Reverse Mortgages in Trust: Can You Hold the Home in a Revocable Trust?
Key Takeaways
- Yes, you can get a reverse mortgage if your home is in a Revocable Living Trust.
- Irrevocable trusts are generally not allowed by the FHA.
- The lender must review the trust documents before closing.
Many seniors place their primary residence into a trust as an estate planning tool to avoid probate court and ensure a smooth transfer of assets to their children upon death.
A frequent question is: If my house is in a trust, do I have to take it out to get a reverse mortgage?
The short answer is no, provided the trust is structured correctly according to FHA guidelines.
Revocable vs. Irrevocable Trusts
The Federal Housing Administration (FHA) distinguishes heavily between the two main types of trusts.
Revocable Living Trusts (Allowed): A revocable trust is one that you can change, amend, or dissolve at any time while you are alive. The FHA allows homes held in a revocable trust to qualify for a Home Equity Conversion Mortgage (HECM). Because you retain full control of the asset, you still meet the FHA's strict homeownership requirements.
Irrevocable Trusts (Generally Prohibited): An irrevocable trust is one that cannot be easily changed once signed. You permanently surrender ownership of the assets to the trust. Because you no longer legally own or control the home, the FHA will not insure a reverse mortgage on a property held in an irrevocable trust.
The Lender Review Process
If your home is in a revocable trust, you must notify the reverse mortgage lender immediately during the application process.

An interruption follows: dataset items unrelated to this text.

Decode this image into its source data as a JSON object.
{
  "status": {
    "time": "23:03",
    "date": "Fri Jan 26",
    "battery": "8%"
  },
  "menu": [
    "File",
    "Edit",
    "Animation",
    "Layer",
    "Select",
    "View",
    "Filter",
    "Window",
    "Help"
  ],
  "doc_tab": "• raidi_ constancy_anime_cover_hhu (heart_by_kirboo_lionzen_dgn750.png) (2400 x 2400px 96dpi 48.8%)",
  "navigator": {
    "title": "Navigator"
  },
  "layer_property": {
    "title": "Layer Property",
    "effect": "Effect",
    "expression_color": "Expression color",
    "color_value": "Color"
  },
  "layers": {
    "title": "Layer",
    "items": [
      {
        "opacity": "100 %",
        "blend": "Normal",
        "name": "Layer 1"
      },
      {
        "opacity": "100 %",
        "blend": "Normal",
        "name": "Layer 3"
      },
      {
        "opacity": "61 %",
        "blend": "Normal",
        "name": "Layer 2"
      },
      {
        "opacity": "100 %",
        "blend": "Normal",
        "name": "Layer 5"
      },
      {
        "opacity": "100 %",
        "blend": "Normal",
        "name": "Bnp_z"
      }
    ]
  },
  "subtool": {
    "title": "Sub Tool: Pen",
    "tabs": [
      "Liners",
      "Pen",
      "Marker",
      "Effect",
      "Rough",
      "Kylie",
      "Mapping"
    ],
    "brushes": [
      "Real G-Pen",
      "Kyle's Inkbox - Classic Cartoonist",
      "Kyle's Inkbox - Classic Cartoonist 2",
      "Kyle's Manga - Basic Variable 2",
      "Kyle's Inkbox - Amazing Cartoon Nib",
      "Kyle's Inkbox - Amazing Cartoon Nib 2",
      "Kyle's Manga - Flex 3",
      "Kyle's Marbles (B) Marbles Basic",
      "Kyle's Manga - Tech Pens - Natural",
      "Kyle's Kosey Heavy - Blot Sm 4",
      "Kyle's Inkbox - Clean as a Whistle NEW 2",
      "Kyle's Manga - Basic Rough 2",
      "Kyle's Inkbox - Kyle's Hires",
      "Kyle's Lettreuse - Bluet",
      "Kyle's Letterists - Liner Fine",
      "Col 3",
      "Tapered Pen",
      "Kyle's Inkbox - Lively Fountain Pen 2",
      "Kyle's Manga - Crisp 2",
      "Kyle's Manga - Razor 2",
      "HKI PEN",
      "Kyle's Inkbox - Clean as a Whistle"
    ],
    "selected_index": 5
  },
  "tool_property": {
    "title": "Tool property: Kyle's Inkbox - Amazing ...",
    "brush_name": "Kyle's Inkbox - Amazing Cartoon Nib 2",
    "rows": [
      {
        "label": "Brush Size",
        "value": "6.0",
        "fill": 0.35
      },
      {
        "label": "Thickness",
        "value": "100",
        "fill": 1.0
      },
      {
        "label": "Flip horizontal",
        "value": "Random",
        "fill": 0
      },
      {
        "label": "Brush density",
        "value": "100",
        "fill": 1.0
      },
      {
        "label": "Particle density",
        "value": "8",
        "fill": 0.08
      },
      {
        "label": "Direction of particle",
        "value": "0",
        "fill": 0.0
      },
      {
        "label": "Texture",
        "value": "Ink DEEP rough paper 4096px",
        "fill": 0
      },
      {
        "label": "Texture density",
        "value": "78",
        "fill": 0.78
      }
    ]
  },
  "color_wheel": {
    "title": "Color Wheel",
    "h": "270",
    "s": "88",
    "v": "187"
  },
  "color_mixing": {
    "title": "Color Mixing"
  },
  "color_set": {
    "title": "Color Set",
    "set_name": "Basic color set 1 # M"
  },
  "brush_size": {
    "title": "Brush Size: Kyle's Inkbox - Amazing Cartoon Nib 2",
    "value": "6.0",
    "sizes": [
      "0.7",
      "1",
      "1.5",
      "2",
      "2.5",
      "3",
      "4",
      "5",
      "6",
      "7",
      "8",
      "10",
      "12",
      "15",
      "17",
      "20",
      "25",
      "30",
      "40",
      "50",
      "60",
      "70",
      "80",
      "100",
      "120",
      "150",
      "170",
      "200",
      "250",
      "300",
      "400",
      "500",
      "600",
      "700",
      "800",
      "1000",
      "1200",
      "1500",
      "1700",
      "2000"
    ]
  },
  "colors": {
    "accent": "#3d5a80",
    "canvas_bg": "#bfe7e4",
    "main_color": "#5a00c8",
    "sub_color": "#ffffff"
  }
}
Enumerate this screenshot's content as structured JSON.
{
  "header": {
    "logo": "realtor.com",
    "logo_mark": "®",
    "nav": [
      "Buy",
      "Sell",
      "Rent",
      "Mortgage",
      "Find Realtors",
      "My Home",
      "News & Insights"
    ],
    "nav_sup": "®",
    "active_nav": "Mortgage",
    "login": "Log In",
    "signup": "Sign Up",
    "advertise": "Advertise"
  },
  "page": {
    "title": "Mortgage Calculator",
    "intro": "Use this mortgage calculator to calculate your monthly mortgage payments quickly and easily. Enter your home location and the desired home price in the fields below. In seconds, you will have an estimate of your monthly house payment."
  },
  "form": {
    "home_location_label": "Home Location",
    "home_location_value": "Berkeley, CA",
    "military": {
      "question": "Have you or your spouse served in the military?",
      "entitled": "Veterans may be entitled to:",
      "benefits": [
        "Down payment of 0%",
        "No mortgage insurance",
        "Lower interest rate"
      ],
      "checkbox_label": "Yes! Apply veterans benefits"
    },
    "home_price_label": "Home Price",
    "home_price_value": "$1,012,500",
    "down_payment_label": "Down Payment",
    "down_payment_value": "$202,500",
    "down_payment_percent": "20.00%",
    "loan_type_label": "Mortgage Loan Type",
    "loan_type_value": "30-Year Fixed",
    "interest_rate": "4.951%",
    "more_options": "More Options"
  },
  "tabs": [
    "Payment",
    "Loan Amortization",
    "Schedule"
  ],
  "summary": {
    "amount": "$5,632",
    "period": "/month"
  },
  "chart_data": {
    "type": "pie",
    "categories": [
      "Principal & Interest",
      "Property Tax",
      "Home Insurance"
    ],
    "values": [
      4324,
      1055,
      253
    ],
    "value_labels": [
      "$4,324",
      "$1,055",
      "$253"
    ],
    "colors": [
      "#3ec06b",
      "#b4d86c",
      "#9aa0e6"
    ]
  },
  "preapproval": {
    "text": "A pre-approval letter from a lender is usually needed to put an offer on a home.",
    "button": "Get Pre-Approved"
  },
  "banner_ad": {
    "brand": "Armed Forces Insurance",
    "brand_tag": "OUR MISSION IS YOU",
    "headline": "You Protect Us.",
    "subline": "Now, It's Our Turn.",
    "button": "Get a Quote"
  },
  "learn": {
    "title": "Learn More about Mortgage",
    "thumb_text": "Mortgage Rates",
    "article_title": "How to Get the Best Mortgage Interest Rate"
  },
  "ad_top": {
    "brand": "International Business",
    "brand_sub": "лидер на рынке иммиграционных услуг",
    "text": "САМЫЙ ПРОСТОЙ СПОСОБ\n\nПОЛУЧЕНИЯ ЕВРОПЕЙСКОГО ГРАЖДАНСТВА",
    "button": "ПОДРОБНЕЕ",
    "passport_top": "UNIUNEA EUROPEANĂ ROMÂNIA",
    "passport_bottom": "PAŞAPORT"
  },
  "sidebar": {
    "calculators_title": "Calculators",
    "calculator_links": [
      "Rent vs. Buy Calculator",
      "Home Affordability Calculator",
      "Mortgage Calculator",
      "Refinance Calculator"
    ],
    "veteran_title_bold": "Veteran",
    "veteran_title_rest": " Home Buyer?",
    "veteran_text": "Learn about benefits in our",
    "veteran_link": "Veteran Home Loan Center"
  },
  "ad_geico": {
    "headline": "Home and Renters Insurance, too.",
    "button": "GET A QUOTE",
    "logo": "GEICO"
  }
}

The lender's underwriting and legal teams must review the complete trust document. They are checking for specific requirements: 1. Primary Beneficiary: The senior applying for the loan must be the primary beneficiary of the trust. 2. Occupancy Right: The trust must explicitly guarantee the senior the right to live in the home for the rest of their life. 3. Signatory Authority: The trust must grant the trustee (usually the senior) the legal authority to encumber the property with debt (i.e., the power to sign a mortgage).
Does It Delay Closing?
Yes, slightly. Because the lender's legal department must review the trust documents to ensure compliance with federal law and state-specific trust statutes, it typically adds an extra week to the underwriting timeline.
If the trust is poorly written or lacks the explicit power to borrow against the property, the lender may require you to have your estate attorney draft an amendment to the trust before they will approve the loan.
In summary, having a revocable living trust is excellent for estate planning and does not disqualify you from accessing your equity via a reverse mortgage.